Always running Regular LTO before ThinLTO?

While debugging a ThinLTO issue, I noticed that passes were running more often than I expected. This is being invoked pretty normally, something like
$ clang++ -fuse-ld=lld -flto=thin

Looks like at 1 we try to first run regular LTO before running ThinLTO. Removing the first line makes the link go from 208s to 115s. Is this expected behavior?

Ah I messed something up locally, removing the regular LTO run causes undefined hidden symbol errors for vtables.
The runRegularLTO() name is confusing though, it apparently sets up some things necessary for ThinLTO.

Looks like the secondary split LTO units (e.g. due to -fwhole-program-vtables) are being added together into one large module which is then monolithically LTO’d, which is where the extra passes were being run.

splitAndWriteThinLTOBitcode():

// Mark the merged module as requiring full LTO. We still want an index for
// it though, so that it can participate in summary-based dead stripping.

Looks like the secondary split LTO units (e.g. due to -fwhole-program-vtables) are being added together into one large module which is then monolithically LTO’d, which is where the extra passes were being run.

Right.

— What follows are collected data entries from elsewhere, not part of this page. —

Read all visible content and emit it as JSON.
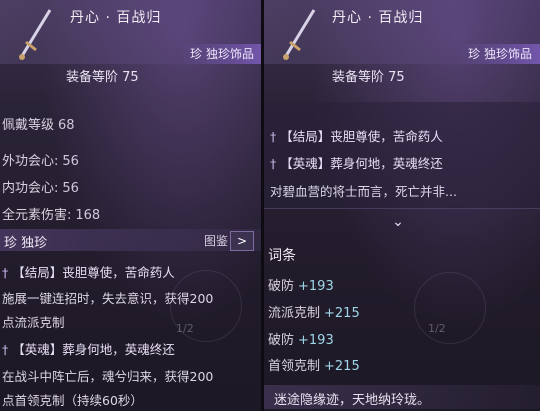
{
  "left": {
    "title": "丹心 · 百战归",
    "rank_label": "珍 独珍饰品",
    "gear_level": "装备等阶 75",
    "stats": [
      {
        "label": "佩戴等级",
        "value": "68"
      },
      {
        "label": "外功会心:",
        "value": "56"
      },
      {
        "label": "内功会心:",
        "value": "56"
      },
      {
        "label": "全元素伤害:",
        "value": "168"
      }
    ],
    "section_title": "珍 独珍",
    "tujian": "图鉴",
    "arrow": ">",
    "lines": [
      {
        "dagger": "†",
        "text": "【结局】丧胆尊使，苦命药人"
      },
      {
        "dagger": "",
        "text": "施展一键连招时，失去意识，获得200"
      },
      {
        "dagger": "",
        "text": "点流派克制"
      },
      {
        "dagger": "†",
        "text": "【英魂】葬身何地，英魂终还"
      },
      {
        "dagger": "",
        "text": "在战斗中阵亡后，魂兮归来，获得200"
      },
      {
        "dagger": "",
        "text": "点首领克制（持续60秒）"
      }
    ],
    "pager": "1/2"
  },
  "right": {
    "title": "丹心 · 百战归",
    "rank_label": "珍 独珍饰品",
    "gear_level": "装备等阶 75",
    "lines": [
      {
        "dagger": "†",
        "text": "【结局】丧胆尊使，苦命药人"
      },
      {
        "dagger": "†",
        "text": "【英魂】葬身何地，英魂终还"
      },
      {
        "dagger": "",
        "text": "对碧血营的将士而言，死亡并非..."
      }
    ],
    "chevron": "⌄",
    "subhead": "词条",
    "attrs": [
      {
        "label": "破防",
        "value": "+193"
      },
      {
        "label": "流派克制",
        "value": "+215"
      },
      {
        "label": "破防",
        "value": "+193"
      },
      {
        "label": "首领克制",
        "value": "+215"
      }
    ],
    "bottom_note": "迷途隐缘迹，天地纳玲珑。",
    "pager": "1/2"
  },
  "colors": {
    "accent": "#8a6cc4",
    "value": "#9fd6e8"
  }
}
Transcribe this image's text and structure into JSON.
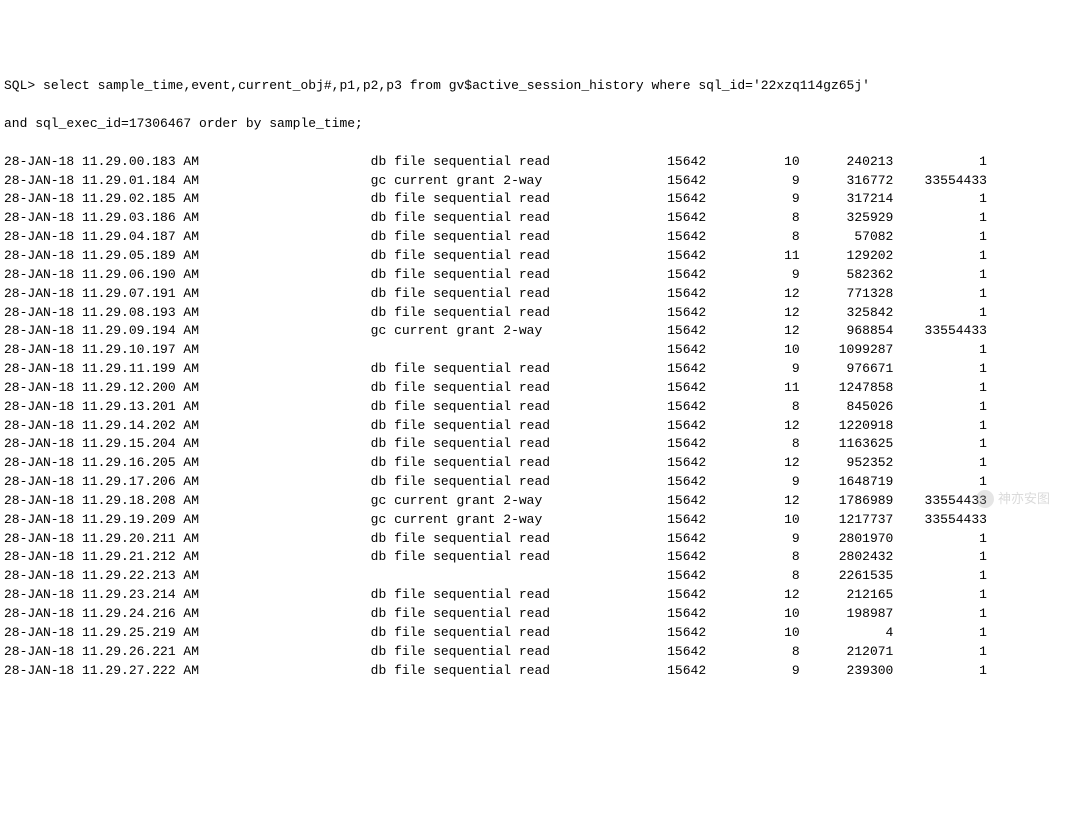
{
  "prompt": "SQL>",
  "query_line1": "select sample_time,event,current_obj#,p1,p2,p3 from gv$active_session_history where sql_id='22xzq114gz65j'",
  "query_line2": "and sql_exec_id=17306467 order by sample_time;",
  "rows": [
    {
      "sample_time": "28-JAN-18 11.29.00.183 AM",
      "event": "db file sequential read",
      "obj": "15642",
      "p1": "10",
      "p2": "240213",
      "p3": "1"
    },
    {
      "sample_time": "28-JAN-18 11.29.01.184 AM",
      "event": "gc current grant 2-way",
      "obj": "15642",
      "p1": "9",
      "p2": "316772",
      "p3": "33554433"
    },
    {
      "sample_time": "28-JAN-18 11.29.02.185 AM",
      "event": "db file sequential read",
      "obj": "15642",
      "p1": "9",
      "p2": "317214",
      "p3": "1"
    },
    {
      "sample_time": "28-JAN-18 11.29.03.186 AM",
      "event": "db file sequential read",
      "obj": "15642",
      "p1": "8",
      "p2": "325929",
      "p3": "1"
    },
    {
      "sample_time": "28-JAN-18 11.29.04.187 AM",
      "event": "db file sequential read",
      "obj": "15642",
      "p1": "8",
      "p2": "57082",
      "p3": "1"
    },
    {
      "sample_time": "28-JAN-18 11.29.05.189 AM",
      "event": "db file sequential read",
      "obj": "15642",
      "p1": "11",
      "p2": "129202",
      "p3": "1"
    },
    {
      "sample_time": "28-JAN-18 11.29.06.190 AM",
      "event": "db file sequential read",
      "obj": "15642",
      "p1": "9",
      "p2": "582362",
      "p3": "1"
    },
    {
      "sample_time": "28-JAN-18 11.29.07.191 AM",
      "event": "db file sequential read",
      "obj": "15642",
      "p1": "12",
      "p2": "771328",
      "p3": "1"
    },
    {
      "sample_time": "28-JAN-18 11.29.08.193 AM",
      "event": "db file sequential read",
      "obj": "15642",
      "p1": "12",
      "p2": "325842",
      "p3": "1"
    },
    {
      "sample_time": "28-JAN-18 11.29.09.194 AM",
      "event": "gc current grant 2-way",
      "obj": "15642",
      "p1": "12",
      "p2": "968854",
      "p3": "33554433"
    },
    {
      "sample_time": "28-JAN-18 11.29.10.197 AM",
      "event": "",
      "obj": "15642",
      "p1": "10",
      "p2": "1099287",
      "p3": "1"
    },
    {
      "sample_time": "28-JAN-18 11.29.11.199 AM",
      "event": "db file sequential read",
      "obj": "15642",
      "p1": "9",
      "p2": "976671",
      "p3": "1"
    },
    {
      "sample_time": "28-JAN-18 11.29.12.200 AM",
      "event": "db file sequential read",
      "obj": "15642",
      "p1": "11",
      "p2": "1247858",
      "p3": "1"
    },
    {
      "sample_time": "28-JAN-18 11.29.13.201 AM",
      "event": "db file sequential read",
      "obj": "15642",
      "p1": "8",
      "p2": "845026",
      "p3": "1"
    },
    {
      "sample_time": "28-JAN-18 11.29.14.202 AM",
      "event": "db file sequential read",
      "obj": "15642",
      "p1": "12",
      "p2": "1220918",
      "p3": "1"
    },
    {
      "sample_time": "28-JAN-18 11.29.15.204 AM",
      "event": "db file sequential read",
      "obj": "15642",
      "p1": "8",
      "p2": "1163625",
      "p3": "1"
    },
    {
      "sample_time": "28-JAN-18 11.29.16.205 AM",
      "event": "db file sequential read",
      "obj": "15642",
      "p1": "12",
      "p2": "952352",
      "p3": "1"
    },
    {
      "sample_time": "28-JAN-18 11.29.17.206 AM",
      "event": "db file sequential read",
      "obj": "15642",
      "p1": "9",
      "p2": "1648719",
      "p3": "1"
    },
    {
      "sample_time": "28-JAN-18 11.29.18.208 AM",
      "event": "gc current grant 2-way",
      "obj": "15642",
      "p1": "12",
      "p2": "1786989",
      "p3": "33554433"
    },
    {
      "sample_time": "28-JAN-18 11.29.19.209 AM",
      "event": "gc current grant 2-way",
      "obj": "15642",
      "p1": "10",
      "p2": "1217737",
      "p3": "33554433"
    },
    {
      "sample_time": "28-JAN-18 11.29.20.211 AM",
      "event": "db file sequential read",
      "obj": "15642",
      "p1": "9",
      "p2": "2801970",
      "p3": "1"
    },
    {
      "sample_time": "28-JAN-18 11.29.21.212 AM",
      "event": "db file sequential read",
      "obj": "15642",
      "p1": "8",
      "p2": "2802432",
      "p3": "1"
    },
    {
      "sample_time": "28-JAN-18 11.29.22.213 AM",
      "event": "",
      "obj": "15642",
      "p1": "8",
      "p2": "2261535",
      "p3": "1"
    },
    {
      "sample_time": "28-JAN-18 11.29.23.214 AM",
      "event": "db file sequential read",
      "obj": "15642",
      "p1": "12",
      "p2": "212165",
      "p3": "1"
    },
    {
      "sample_time": "28-JAN-18 11.29.24.216 AM",
      "event": "db file sequential read",
      "obj": "15642",
      "p1": "10",
      "p2": "198987",
      "p3": "1"
    },
    {
      "sample_time": "28-JAN-18 11.29.25.219 AM",
      "event": "db file sequential read",
      "obj": "15642",
      "p1": "10",
      "p2": "4",
      "p3": "1"
    },
    {
      "sample_time": "28-JAN-18 11.29.26.221 AM",
      "event": "db file sequential read",
      "obj": "15642",
      "p1": "8",
      "p2": "212071",
      "p3": "1"
    },
    {
      "sample_time": "28-JAN-18 11.29.27.222 AM",
      "event": "db file sequential read",
      "obj": "15642",
      "p1": "9",
      "p2": "239300",
      "p3": "1"
    }
  ],
  "watermark_text": "神亦安图",
  "col_widths": {
    "sample_time": 47,
    "event": 33,
    "obj": 10,
    "p1": 12,
    "p2": 12,
    "p3": 12
  }
}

Note you can run WPD in ThinLTO only mode by passing -fno-split-lto-unit, which is a little less powerful in terms of optimization (can’t do virtual constant prop, although I’m not sure how often this kicks in), and doesn’t support CFI. Internally for our ThinLTO builds when performing WPD for optimization (i.e. without CFI) we disable the splitting for compile time scalability reasons.

Teresa